# 1999 Litespeed Natchez...good buy?



## deftones156 (Jul 8, 2009)

I have the opportunity to purchase a 1999 Litespeed Natchez, with a full Dura-Ace 7700 drivetrain/shifters, 105 brake calipers, Easton bars and seatpost (carbon), Cenelli stem and Mavic wheels. Look carbon fork, cane creek headset. 

The owner says that he originally built the bike up with different parts, and in '02 he bought all Dura-Ace stuff, the bars, stem, seatpost and wheels with the intention of putting it on the bike. He said that he never put on all those parts, and they sat in boxes until a few months ago when he put them on the bike. He said that the only original parts are the frame, fork and headset. He also says that the frame is in perfect condition with no scratches or scuffs, dents, etc. 

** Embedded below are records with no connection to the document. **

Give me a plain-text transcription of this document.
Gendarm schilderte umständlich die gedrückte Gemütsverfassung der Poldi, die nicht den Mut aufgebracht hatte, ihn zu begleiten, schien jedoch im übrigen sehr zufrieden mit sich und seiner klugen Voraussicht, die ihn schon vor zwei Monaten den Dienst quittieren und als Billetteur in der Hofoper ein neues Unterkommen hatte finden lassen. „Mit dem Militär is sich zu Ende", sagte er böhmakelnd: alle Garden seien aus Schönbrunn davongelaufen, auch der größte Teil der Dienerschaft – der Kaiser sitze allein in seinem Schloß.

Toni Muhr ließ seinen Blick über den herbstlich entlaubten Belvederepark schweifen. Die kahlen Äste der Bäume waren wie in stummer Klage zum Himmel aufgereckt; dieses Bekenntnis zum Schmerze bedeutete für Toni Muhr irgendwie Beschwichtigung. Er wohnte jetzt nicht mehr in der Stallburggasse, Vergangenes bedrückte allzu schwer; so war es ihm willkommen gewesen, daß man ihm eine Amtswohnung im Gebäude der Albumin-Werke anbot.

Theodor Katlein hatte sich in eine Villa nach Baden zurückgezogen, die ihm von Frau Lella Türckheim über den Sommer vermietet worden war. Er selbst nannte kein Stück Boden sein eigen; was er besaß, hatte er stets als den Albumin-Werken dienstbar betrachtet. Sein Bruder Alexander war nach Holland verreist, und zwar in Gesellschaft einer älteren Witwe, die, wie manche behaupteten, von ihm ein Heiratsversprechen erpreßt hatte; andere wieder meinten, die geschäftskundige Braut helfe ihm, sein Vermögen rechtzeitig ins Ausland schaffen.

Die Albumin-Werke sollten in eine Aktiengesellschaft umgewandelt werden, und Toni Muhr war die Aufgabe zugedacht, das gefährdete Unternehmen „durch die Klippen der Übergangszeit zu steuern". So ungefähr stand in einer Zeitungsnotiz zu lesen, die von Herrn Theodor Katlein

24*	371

He said that he's looking to get around $1000 for it, what do you guys/gals think? I believe that the frame was around $1400ish in 1999, and I think you could buy a full Ultegra bike for around $2500 or so. I'm thinking that even though these are 7700 vintage, they are still "new" parts. I ride on well-used 7700 right now and have no complaints. I guess I'm looking at it as a great condition TI frame plus a new old groupset, along with new old wheels/bars/stem/seatpost makes $1000 a good price, but I'd like to hear opinions.

FYI, I ride a Waterford 2200 right now, so I have become accustomed to the nice ride of steel. 

Thoughts? TIA. :thumbsup:


----------



## deftones156 (Jul 8, 2009)

I should also add that I'm only selling the Waterford because it's too small for me. Other than I love it...


----------



## foggypeake (Sep 11, 2005)

I'd say $1000-$1200 for that setup is about right, assuming that the seller is accurate in his description of the components. I'm also assuming that the fit is correct.

I've been nothing but happy with my '98 Classic.


----------